The Xenon and the cell are both in order chips. What does this mean? The reason they did this, is it's cheaper for them to do this. They can drop a lot of core--you know--one out of order core is about the size of three to four in order cores. So, they can make a lot of in order cores and drop them on a chip, and keep the power down, and sell it for cheap--what does this do to our code?

Well, it makes--it's totally fine for grinding like, symmetric algorithms out of floating point numbers, but for lots of 'if' statements in directions, it totally sucks. How do we quantify 'totally sucks?' "Rumors" which happen to be from people who are actually working on these chips, is that straight line gameplay code runs at 1/3 to 1/10 the speed at the same clock rate on an in order core as an out of order core.

This means that your new fancy 2 plus gigahertz CPU, and its Xenon, is going to run code as slow or slower than the 733 megahertz CPU in the Xbox 1. The PS3 will be even worse.
-Chris Hecker
 
anotheriori said:
Maybe old?

This means that your new fancy 2 plus gigahertz CPU, and its Xenon, is going to run code as slow or slower than the 733 megahertz CPU in the Xbox 1.


-Chris Hecker

Good .. So:

3+ ghz (trial core) of Xbox2 can emulate 733mhz Xbox1 cpu... = backward compatibility :D :D
 
The things he say just before and after that are more important than that bit...
The performance predictions he makes are WAY off base though.

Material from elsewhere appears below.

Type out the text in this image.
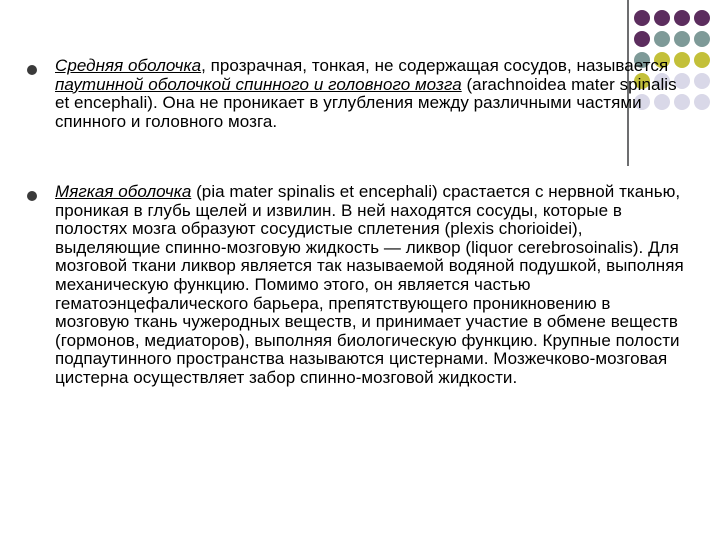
Средняя оболочка, прозрачная, тонкая, не содержащая сосудов, называется паутинной оболочкой спинного и головного мозга (arachnoidea mater spinalis et encephali). Она не проникает в углубления между различными частями спинного и головного мозга.

Мягкая оболочка (pia mater spinalis et encephali) срастается с нервной тканью, проникая в глубь щелей и извилин. В ней находятся сосуды, которые в полостях мозга образуют сосудистые сплетения (plexis chorioidei), выделяющие спинно-мозговую жидкость — ликвор (liquor cerebrosoinalis). Для мозговой ткани ликвор является так называемой водяной подушкой, выполняя механическую функцию. Помимо этого, он является частью гематоэнцефалического барьера, препятствующего проникновению в мозговую ткань чужеродных веществ, и принимает участие в обмене веществ (гормонов, медиаторов), выполняя биологическую функцию. Крупные полости подпаутинного пространства называются цистернами. Мозжечково-мозговая цистерна осуществляет забор спинно-мозговой жидкости.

And you don't need to talk to people working on new consoles to find out how CPUs with no OOE perform in general purpose code - except GC and XBox, consoles have always been using in-order CPUs.
 
Yeah, his numbers are exaggerated. But floating point performance will always be more important to consoles than integer performance and ease of programming.
 
This is old. But anyway, I like Chris Hecker, learned a bit from his articles on physics, but he's really coming at this from the wrong perspective. Yeah, you're going to have to work hard to get best performance out of the next-gen CPUs, but what's new? The tradeoff is the massive potential performance that's on offer.